The Proper Use of Violence

There’s a right way and a wrong way to use violence.

…I refer, of course, to the word in the English language. “Violence” has joined a long list of words hijacked for purposes of argumentative rhetoric, selectively misapplied in order to take advantage of their negative (or positive) emotional associations, removing us one step further from constructive debate. Thus, for instance, meat is “murder” (as that Smiths song goes), maternity leave is “socialism“, Israel is a “colonialist power”, and taxation is “violent“.

This last example, especially popular among libertarians, refers to the fact that taxpayers, well, taxpay quite reluctantly (to say the least), without having free choice in the matter. libertarians’ negative view of this state of affairs comes as part of a larger worldview that is especially abhorrent of any kind of involuntary action (in the 2nd dictionary sense).

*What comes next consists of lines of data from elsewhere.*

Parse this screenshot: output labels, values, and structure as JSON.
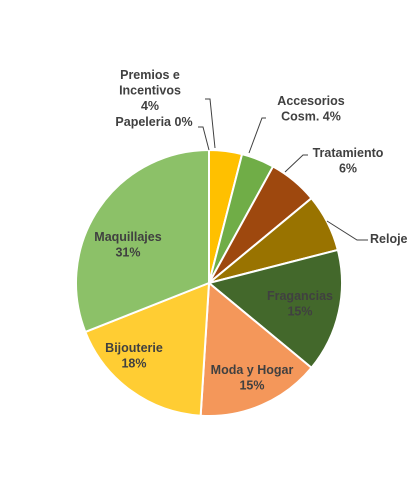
{
  "chart_data": {
    "type": "pie",
    "title": "",
    "start_angle_deg": 0,
    "direction": "clockwise",
    "slices": [
      {
        "name": "Premios e Incentivos",
        "value": 4,
        "label_lines": [
          "Premios e",
          "Incentivos",
          "4%"
        ],
        "color": "#FFC000",
        "label_placement": "outside-leader"
      },
      {
        "name": "Accesorios Cosm.",
        "value": 4,
        "label_lines": [
          "Accesorios",
          "Cosm. 4%"
        ],
        "color": "#70AD47",
        "label_placement": "outside-leader"
      },
      {
        "name": "Tratamiento",
        "value": 6,
        "label_lines": [
          "Tratamiento",
          "6%"
        ],
        "color": "#9E480E",
        "label_placement": "outside-leader"
      },
      {
        "name": "Reloje",
        "value": 7,
        "label_lines": [
          "Reloje"
        ],
        "color": "#997300",
        "label_placement": "outside-leader"
      },
      {
        "name": "Fragancias",
        "value": 15,
        "label_lines": [
          "Fragancias",
          "15%"
        ],
        "color": "#43682B",
        "label_placement": "inside"
      },
      {
        "name": "Moda y Hogar",
        "value": 15,
        "label_lines": [
          "Moda y Hogar",
          "15%"
        ],
        "color": "#F4975A",
        "label_placement": "inside"
      },
      {
        "name": "Bijouterie",
        "value": 18,
        "label_lines": [
          "Bijouterie",
          "18%"
        ],
        "color": "#FFCD33",
        "label_placement": "inside"
      },
      {
        "name": "Maquillajes",
        "value": 31,
        "label_lines": [
          "Maquillajes",
          "31%"
        ],
        "color": "#8CC168",
        "label_placement": "inside"
      },
      {
        "name": "Papeleria",
        "value": 0,
        "label_lines": [
          "Papeleria 0%"
        ],
        "color": "#5B9BD5",
        "label_placement": "outside-leader"
      }
    ]
  }
}
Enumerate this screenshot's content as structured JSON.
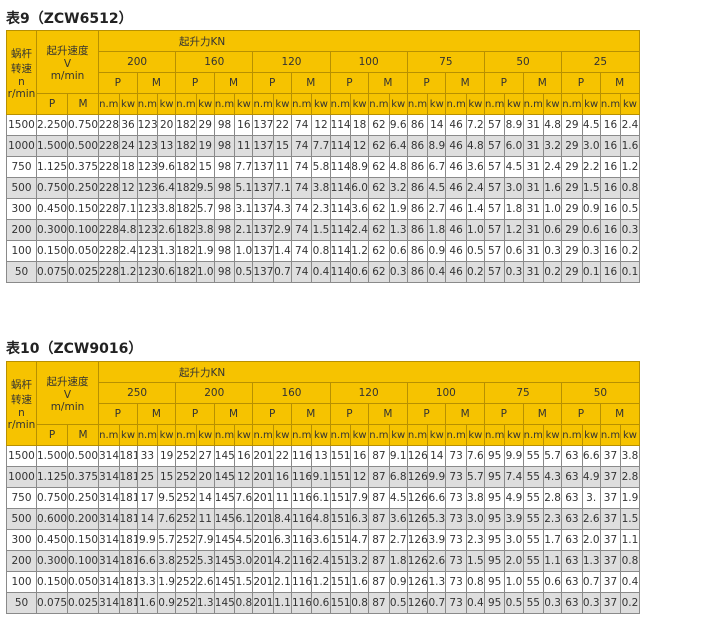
{
  "colors": {
    "header": "#f6c300",
    "row_alt": "#dedede"
  },
  "header_labels": {
    "worm_speed": [
      "蜗杆",
      "转速",
      "n",
      "r/min"
    ],
    "lift_speed": [
      "起升速度",
      "V",
      "m/min"
    ],
    "lift_force": "起升力KN",
    "p": "P",
    "m": "M",
    "nm": "n.m",
    "kw": "kw"
  },
  "tables": [
    {
      "title": "表9（ZCW6512）",
      "loads": [
        "200",
        "160",
        "120",
        "100",
        "75",
        "50",
        "25"
      ],
      "rows": [
        [
          "1500",
          "2.250",
          "0.750",
          "228",
          "36",
          "123",
          "20",
          "182",
          "29",
          "98",
          "16",
          "137",
          "22",
          "74",
          "12",
          "114",
          "18",
          "62",
          "9.6",
          "86",
          "14",
          "46",
          "7.2",
          "57",
          "8.9",
          "31",
          "4.8",
          "29",
          "4.5",
          "16",
          "2.4"
        ],
        [
          "1000",
          "1.500",
          "0.500",
          "228",
          "24",
          "123",
          "13",
          "182",
          "19",
          "98",
          "11",
          "137",
          "15",
          "74",
          "7.7",
          "114",
          "12",
          "62",
          "6.4",
          "86",
          "8.9",
          "46",
          "4.8",
          "57",
          "6.0",
          "31",
          "3.2",
          "29",
          "3.0",
          "16",
          "1.6"
        ],
        [
          "750",
          "1.125",
          "0.375",
          "228",
          "18",
          "123",
          "9.6",
          "182",
          "15",
          "98",
          "7.7",
          "137",
          "11",
          "74",
          "5.8",
          "114",
          "8.9",
          "62",
          "4.8",
          "86",
          "6.7",
          "46",
          "3.6",
          "57",
          "4.5",
          "31",
          "2.4",
          "29",
          "2.2",
          "16",
          "1.2"
        ],
        [
          "500",
          "0.750",
          "0.250",
          "228",
          "12",
          "123",
          "6.4",
          "182",
          "9.5",
          "98",
          "5.1",
          "137",
          "7.1",
          "74",
          "3.8",
          "114",
          "6.0",
          "62",
          "3.2",
          "86",
          "4.5",
          "46",
          "2.4",
          "57",
          "3.0",
          "31",
          "1.6",
          "29",
          "1.5",
          "16",
          "0.8"
        ],
        [
          "300",
          "0.450",
          "0.150",
          "228",
          "7.1",
          "123",
          "3.8",
          "182",
          "5.7",
          "98",
          "3.1",
          "137",
          "4.3",
          "74",
          "2.3",
          "114",
          "3.6",
          "62",
          "1.9",
          "86",
          "2.7",
          "46",
          "1.4",
          "57",
          "1.8",
          "31",
          "1.0",
          "29",
          "0.9",
          "16",
          "0.5"
        ],
        [
          "200",
          "0.300",
          "0.100",
          "228",
          "4.8",
          "123",
          "2.6",
          "182",
          "3.8",
          "98",
          "2.1",
          "137",
          "2.9",
          "74",
          "1.5",
          "114",
          "2.4",
          "62",
          "1.3",
          "86",
          "1.8",
          "46",
          "1.0",
          "57",
          "1.2",
          "31",
          "0.6",
          "29",
          "0.6",
          "16",
          "0.3"
        ],
        [
          "100",
          "0.150",
          "0.050",
          "228",
          "2.4",
          "123",
          "1.3",
          "182",
          "1.9",
          "98",
          "1.0",
          "137",
          "1.4",
          "74",
          "0.8",
          "114",
          "1.2",
          "62",
          "0.6",
          "86",
          "0.9",
          "46",
          "0.5",
          "57",
          "0.6",
          "31",
          "0.3",
          "29",
          "0.3",
          "16",
          "0.2"
        ],
        [
          "50",
          "0.075",
          "0.025",
          "228",
          "1.2",
          "123",
          "0.6",
          "182",
          "1.0",
          "98",
          "0.5",
          "137",
          "0.7",
          "74",
          "0.4",
          "114",
          "0.6",
          "62",
          "0.3",
          "86",
          "0.4",
          "46",
          "0.2",
          "57",
          "0.3",
          "31",
          "0.2",
          "29",
          "0.1",
          "16",
          "0.1"
        ]
      ]
    },
    {
      "title": "表10（ZCW9016）",
      "loads": [
        "250",
        "200",
        "160",
        "120",
        "100",
        "75",
        "50"
      ],
      "rows": [
        [
          "1500",
          "1.500",
          "0.500",
          "314",
          "181",
          "33",
          "19",
          "252",
          "27",
          "145",
          "16",
          "201",
          "22",
          "116",
          "13",
          "151",
          "16",
          "87",
          "9.1",
          "126",
          "14",
          "73",
          "7.6",
          "95",
          "9.9",
          "55",
          "5.7",
          "63",
          "6.6",
          "37",
          "3.8"
        ],
        [
          "1000",
          "1.125",
          "0.375",
          "314",
          "181",
          "25",
          "15",
          "252",
          "20",
          "145",
          "12",
          "201",
          "16",
          "116",
          "9.1",
          "151",
          "12",
          "87",
          "6.8",
          "126",
          "9.9",
          "73",
          "5.7",
          "95",
          "7.4",
          "55",
          "4.3",
          "63",
          "4.9",
          "37",
          "2.8"
        ],
        [
          "750",
          "0.750",
          "0.250",
          "314",
          "181",
          "17",
          "9.5",
          "252",
          "14",
          "145",
          "7.6",
          "201",
          "11",
          "116",
          "6.1",
          "151",
          "7.9",
          "87",
          "4.5",
          "126",
          "6.6",
          "73",
          "3.8",
          "95",
          "4.9",
          "55",
          "2.8",
          "63",
          "3.",
          "37",
          "1.9"
        ],
        [
          "500",
          "0.600",
          "0.200",
          "314",
          "181",
          "14",
          "7.6",
          "252",
          "11",
          "145",
          "6.1",
          "201",
          "8.4",
          "116",
          "4.8",
          "151",
          "6.3",
          "87",
          "3.6",
          "126",
          "5.3",
          "73",
          "3.0",
          "95",
          "3.9",
          "55",
          "2.3",
          "63",
          "2.6",
          "37",
          "1.5"
        ],
        [
          "300",
          "0.450",
          "0.150",
          "314",
          "181",
          "9.9",
          "5.7",
          "252",
          "7.9",
          "145",
          "4.5",
          "201",
          "6.3",
          "116",
          "3.6",
          "151",
          "4.7",
          "87",
          "2.7",
          "126",
          "3.9",
          "73",
          "2.3",
          "95",
          "3.0",
          "55",
          "1.7",
          "63",
          "2.0",
          "37",
          "1.1"
        ],
        [
          "200",
          "0.300",
          "0.100",
          "314",
          "181",
          "6.6",
          "3.8",
          "252",
          "5.3",
          "145",
          "3.0",
          "201",
          "4.2",
          "116",
          "2.4",
          "151",
          "3.2",
          "87",
          "1.8",
          "126",
          "2.6",
          "73",
          "1.5",
          "95",
          "2.0",
          "55",
          "1.1",
          "63",
          "1.3",
          "37",
          "0.8"
        ],
        [
          "100",
          "0.150",
          "0.050",
          "314",
          "181",
          "3.3",
          "1.9",
          "252",
          "2.6",
          "145",
          "1.5",
          "201",
          "2.1",
          "116",
          "1.2",
          "151",
          "1.6",
          "87",
          "0.9",
          "126",
          "1.3",
          "73",
          "0.8",
          "95",
          "1.0",
          "55",
          "0.6",
          "63",
          "0.7",
          "37",
          "0.4"
        ],
        [
          "50",
          "0.075",
          "0.025",
          "314",
          "181",
          "1.6",
          "0.9",
          "252",
          "1.3",
          "145",
          "0.8",
          "201",
          "1.1",
          "116",
          "0.6",
          "151",
          "0.8",
          "87",
          "0.5",
          "126",
          "0.7",
          "73",
          "0.4",
          "95",
          "0.5",
          "55",
          "0.3",
          "63",
          "0.3",
          "37",
          "0.2"
        ]
      ]
    }
  ]
}
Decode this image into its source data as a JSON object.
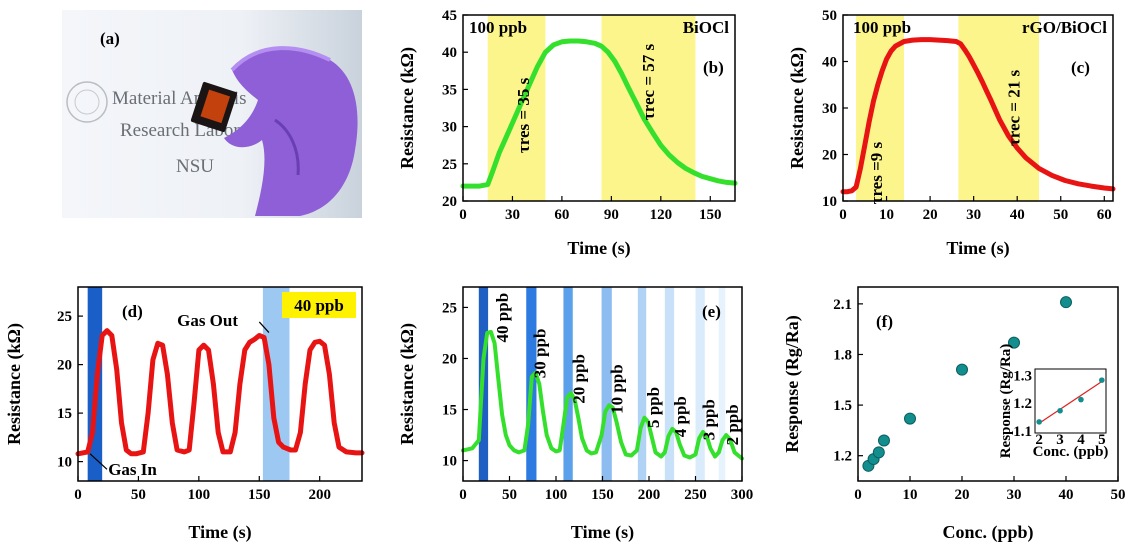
{
  "photo": {
    "label": "(a)",
    "text_lines": [
      "Material Analysis",
      "Research Laboratory",
      "NSU"
    ]
  },
  "colors": {
    "green": "#35e02c",
    "red": "#e81414",
    "yellow": "#fbf58c",
    "teal": "#138e8e"
  },
  "chart_data": [
    {
      "panel_label": "(b)",
      "type": "line",
      "title": "BiOCl",
      "annotation_top": "100 ppb",
      "annotation_res": "τres = 35 s",
      "annotation_rec": "τrec = 57 s",
      "xlabel": "Time (s)",
      "ylabel": "Resistance (kΩ)",
      "xlim": [
        0,
        165
      ],
      "ylim": [
        20,
        45
      ],
      "xticks": [
        0,
        30,
        60,
        90,
        120,
        150
      ],
      "yticks": [
        20,
        25,
        30,
        35,
        40,
        45
      ],
      "shaded": [
        [
          15,
          50
        ],
        [
          84,
          141
        ]
      ],
      "x": [
        0,
        5,
        10,
        15,
        18,
        22,
        26,
        30,
        35,
        40,
        45,
        50,
        55,
        60,
        65,
        70,
        75,
        80,
        84,
        88,
        92,
        96,
        100,
        105,
        110,
        115,
        120,
        125,
        130,
        135,
        140,
        145,
        150,
        155,
        160,
        165
      ],
      "y": [
        22,
        22,
        22,
        22.2,
        24,
        26.5,
        28.5,
        30.5,
        33,
        35.5,
        38,
        40,
        41,
        41.4,
        41.5,
        41.5,
        41.4,
        41.2,
        40.8,
        40,
        38.8,
        37.2,
        35.4,
        33.2,
        31,
        29.2,
        27.5,
        26.2,
        25.2,
        24.4,
        23.8,
        23.3,
        23,
        22.7,
        22.5,
        22.4
      ]
    },
    {
      "panel_label": "(c)",
      "type": "line",
      "title": "rGO/BiOCl",
      "annotation_top": "100 ppb",
      "annotation_res": "τres =9 s",
      "annotation_rec": "τrec = 21 s",
      "xlabel": "Time (s)",
      "ylabel": "Resistance (kΩ)",
      "xlim": [
        0,
        62
      ],
      "ylim": [
        10,
        50
      ],
      "xticks": [
        0,
        10,
        20,
        30,
        40,
        50,
        60
      ],
      "yticks": [
        10,
        20,
        30,
        40,
        50
      ],
      "shaded": [
        [
          3,
          14
        ],
        [
          26.5,
          45
        ]
      ],
      "x": [
        0,
        1,
        2,
        3,
        4,
        5,
        6,
        7,
        8,
        9,
        10,
        11,
        12,
        14,
        16,
        18,
        20,
        22,
        24,
        26,
        27,
        28,
        29,
        30,
        31,
        32,
        33,
        34,
        35,
        36,
        38,
        40,
        42,
        45,
        48,
        51,
        54,
        57,
        60,
        62
      ],
      "y": [
        12,
        12,
        12.2,
        13,
        17,
        22,
        27,
        31.5,
        35,
        38,
        40.5,
        42.2,
        43.3,
        44.3,
        44.6,
        44.7,
        44.7,
        44.6,
        44.5,
        44.3,
        43.8,
        42.5,
        41,
        39.3,
        37.5,
        35.6,
        33.6,
        31.6,
        29.5,
        27.4,
        24,
        21.4,
        19.3,
        17,
        15.5,
        14.4,
        13.7,
        13.2,
        12.8,
        12.6
      ]
    },
    {
      "panel_label": "(d)",
      "type": "line",
      "annotation_conc": "40 ppb",
      "annotation_in": "Gas In",
      "annotation_out": "Gas Out",
      "xlabel": "Time (s)",
      "ylabel": "Resistance (kΩ)",
      "xlim": [
        0,
        235
      ],
      "ylim": [
        8,
        28
      ],
      "xticks": [
        0,
        50,
        100,
        150,
        200
      ],
      "yticks": [
        10,
        15,
        20,
        25
      ],
      "shaded_dark": [
        8,
        20
      ],
      "shaded_light": [
        153,
        175
      ],
      "x": [
        0,
        8,
        12,
        16,
        20,
        24,
        28,
        32,
        36,
        40,
        44,
        48,
        54,
        58,
        62,
        66,
        70,
        74,
        78,
        82,
        88,
        92,
        96,
        100,
        104,
        108,
        112,
        116,
        120,
        126,
        130,
        134,
        138,
        142,
        146,
        150,
        154,
        158,
        162,
        166,
        170,
        176,
        180,
        184,
        188,
        192,
        196,
        200,
        204,
        208,
        212,
        216,
        222,
        230,
        235
      ],
      "y": [
        10.8,
        11,
        13,
        19,
        23,
        23.5,
        23,
        19.5,
        14,
        11.2,
        10.8,
        10.8,
        11,
        15,
        20.5,
        22.2,
        22,
        19,
        14,
        11.2,
        11,
        11.2,
        16,
        21.5,
        22,
        21.5,
        18,
        13,
        11,
        11,
        13,
        18,
        21.5,
        22.3,
        22.6,
        23,
        22.8,
        20,
        14.5,
        12,
        11.5,
        11.2,
        11.2,
        13,
        18,
        21.5,
        22.3,
        22.4,
        22,
        19,
        14,
        11.5,
        11,
        10.9,
        10.9
      ]
    },
    {
      "panel_label": "(e)",
      "type": "line",
      "xlabel": "Time (s)",
      "ylabel": "Resistance (kΩ)",
      "xlim": [
        0,
        300
      ],
      "ylim": [
        8,
        27
      ],
      "xticks": [
        0,
        50,
        100,
        150,
        200,
        250,
        300
      ],
      "yticks": [
        10,
        15,
        20,
        25
      ],
      "bands": [
        [
          17,
          27,
          "#1f5fc4"
        ],
        [
          68,
          79,
          "#2d7ae0"
        ],
        [
          108,
          118,
          "#5aa0ea"
        ],
        [
          149,
          160,
          "#8cbcf0"
        ],
        [
          188,
          197,
          "#b0d2f5"
        ],
        [
          217,
          227,
          "#c9e1f8"
        ],
        [
          250,
          260,
          "#daecfb"
        ],
        [
          275,
          282,
          "#e6f2fc"
        ]
      ],
      "conc_labels": [
        "40 ppb",
        "30 ppb",
        "20 ppb",
        "10 ppb",
        "5 ppb",
        "4 ppb",
        "3 ppb",
        "2 ppb"
      ],
      "x": [
        0,
        10,
        17,
        22,
        26,
        30,
        34,
        38,
        42,
        46,
        50,
        55,
        60,
        66,
        70,
        74,
        78,
        82,
        86,
        90,
        95,
        100,
        104,
        108,
        112,
        116,
        120,
        124,
        128,
        133,
        138,
        143,
        149,
        153,
        157,
        161,
        165,
        170,
        175,
        181,
        187,
        191,
        195,
        199,
        203,
        207,
        213,
        217,
        221,
        225,
        229,
        233,
        238,
        244,
        250,
        254,
        258,
        262,
        266,
        271,
        275,
        279,
        283,
        287,
        292,
        300
      ],
      "y": [
        11,
        11.2,
        12,
        20,
        22.5,
        22.6,
        21.5,
        18,
        14.5,
        12.5,
        11.5,
        11,
        10.8,
        11,
        13.5,
        18.2,
        18.6,
        17.5,
        14.8,
        12.5,
        11.2,
        10.9,
        11,
        13.5,
        16.2,
        16.6,
        16,
        14.2,
        12.2,
        11,
        10.7,
        10.8,
        12.5,
        14.8,
        15.4,
        15.2,
        13.8,
        11.8,
        10.6,
        10.5,
        11,
        13.2,
        14.2,
        13.8,
        12.3,
        10.8,
        10.4,
        10.8,
        12.4,
        13.1,
        12.8,
        11.6,
        10.5,
        10.3,
        10.6,
        12.2,
        12.8,
        12.4,
        11.2,
        10.4,
        10.8,
        12,
        12.5,
        12.1,
        10.8,
        10.2
      ]
    },
    {
      "panel_label": "(f)",
      "type": "scatter",
      "xlabel": "Conc. (ppb)",
      "ylabel": "Response (Rg/Ra)",
      "xlim": [
        0,
        50
      ],
      "ylim": [
        1.05,
        2.2
      ],
      "xticks": [
        0,
        10,
        20,
        30,
        40,
        50
      ],
      "yticks": [
        1.2,
        1.5,
        1.8,
        2.1
      ],
      "x": [
        2,
        3,
        4,
        5,
        10,
        20,
        30,
        40
      ],
      "y": [
        1.14,
        1.18,
        1.22,
        1.29,
        1.42,
        1.71,
        1.87,
        2.11
      ],
      "inset": {
        "xlabel": "Conc. (ppb)",
        "ylabel": "Response (Rg/Ra)",
        "xlim": [
          1.8,
          5.2
        ],
        "ylim": [
          1.1,
          1.33
        ],
        "xticks": [
          2,
          3,
          4,
          5
        ],
        "yticks": [
          1.1,
          1.2,
          1.3
        ],
        "x": [
          2,
          3,
          4,
          5
        ],
        "y": [
          1.14,
          1.18,
          1.22,
          1.29
        ],
        "fit": [
          [
            2,
            1.135
          ],
          [
            5,
            1.285
          ]
        ]
      }
    }
  ]
}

While perfectly legitimate as such, some proponents of this viewpoint nevertheless distort(2) language when insisting to misconstrue taxation as “violent”.

Consider the following nuances of definition:

Force¹ – v. [with obj.] – ⑵ make (someone) do something against their will.
Coerce – v. [with obj.] – persuade (an unwilling person) to do something by using force or threats.
Violent – adj. – ⑴ using or involving physical force intended to hurt, damage, or kill someone or something.
– from the New Oxford American Dictionary, 3rd ed., also at oxforddictionaries.com

Presumably even the most freedom-loving individual can find in the first two words a negative enough association to attach to taxation – while still presenting a reasonably true description. Most taxpayers are indeed forced to pay, one might argue that they are coerced. but where is the direct, physical, club-on-head action in taxation?

“Ah,” replies the well-versed libertarian, “but taxation most certainly is violence. If you avoid paying taxes long enough, men with guns (MWG) will come to your house and exhibit all sorts of behavior involving physical force intended to hurt, damage, or kill someone or something!”

I’ll get to the main problem with this in a moment. On a side note, I’d argue that the above generalization is a bit of a stretch: how many tax evaders (and minor law offenders) get away with a slap on the wrist, or less, every day? Also, libertarians often downplay the fact that they condone this kind of ultimate threat of “violence” for purposes they approve of, like law enforcement (however minimal), military defense, and defense of private property rights; I have yet to hear a libertarian bemoan how, in a libertarian society, all of these would be backed by their version of “violence”.

But all of this is debatable, and secondary. The main problem is that even if the MWG scenario were true, using the word “violence” to describe taxation is equating a potential outcome, when exacerbated to an extreme¹ – “if you refuse to pay taxes…” –  with the state being discussed (taxation). (This is a line of argument I’ve mentioned before.) Unless that’s already in the definition of the word, it is an error to use it as such. X isn’t Y just because it might come to be Y. By the same logic, any assembly of people is a riotous coup (a pet argument of libertarians), not eating is the same as starvation, and annoying someone is the same as being killed by them in a fit of rage.

Thus, if one insists on invoking violence towards taxation, the closest one can get is to say that taxation is backed by the threat of violence (just as any law in a libertarian reality would). And there’s already a perfectly good word for that – coercion. Even here, I would argue it remains to be demonstrated categorically that in the event of serial tax evasion, the taxation Men With Guns – who presumably would come banging on the evader’s door – would in fact intend to hurt, damage, or kill someone and not, say, carry out economic sanctions (like foreclosure), or an arrest – without intent to hurt anyone. (That police violence occurs doesn’t negate this.) But again, that’s debatable, and one needn’t agree with it to accept my central argument. Taxation “is” no more violent than private property “is” violent.

None of this is to say there’s no room to criticize, analyze, or reassess taxation. But the discussion would be much more effective without the red herring of misleading terminology.

A word on the definitions: I’m big on the New Oxford American Dictionary, but lest I appear to have favored a particular definition for its convenience, here are a few more dictionary entries for “violence”. You’ll notice how all of them refer to the actual act of physical force – not a potential threat of using it, however inescapably, somewhere down the road – and state a physically destructive intent, rather than purposes such as tax collection.

Violence – n. –
Involving the use of physical force, with the deliberate intention of causing damage to property or injury or death to people.
(Macmillan Dictionary)
The use of physical force, usually intended to cause injury or destruction.
(Collins English Dictionary)
Physical force exerted for the purpose of violating, damaging, or abusing.
(American Heritage Dictionary of the English Language)
Physical force used so as to injure, damage, or destroy; extreme roughness of action.
(Webster’s New World College Dictionary, 4th ed.)

¹ Ironically, the slippery slope argument is a favorite of libertarian nemeses – dogmatic, social-justice moralizers.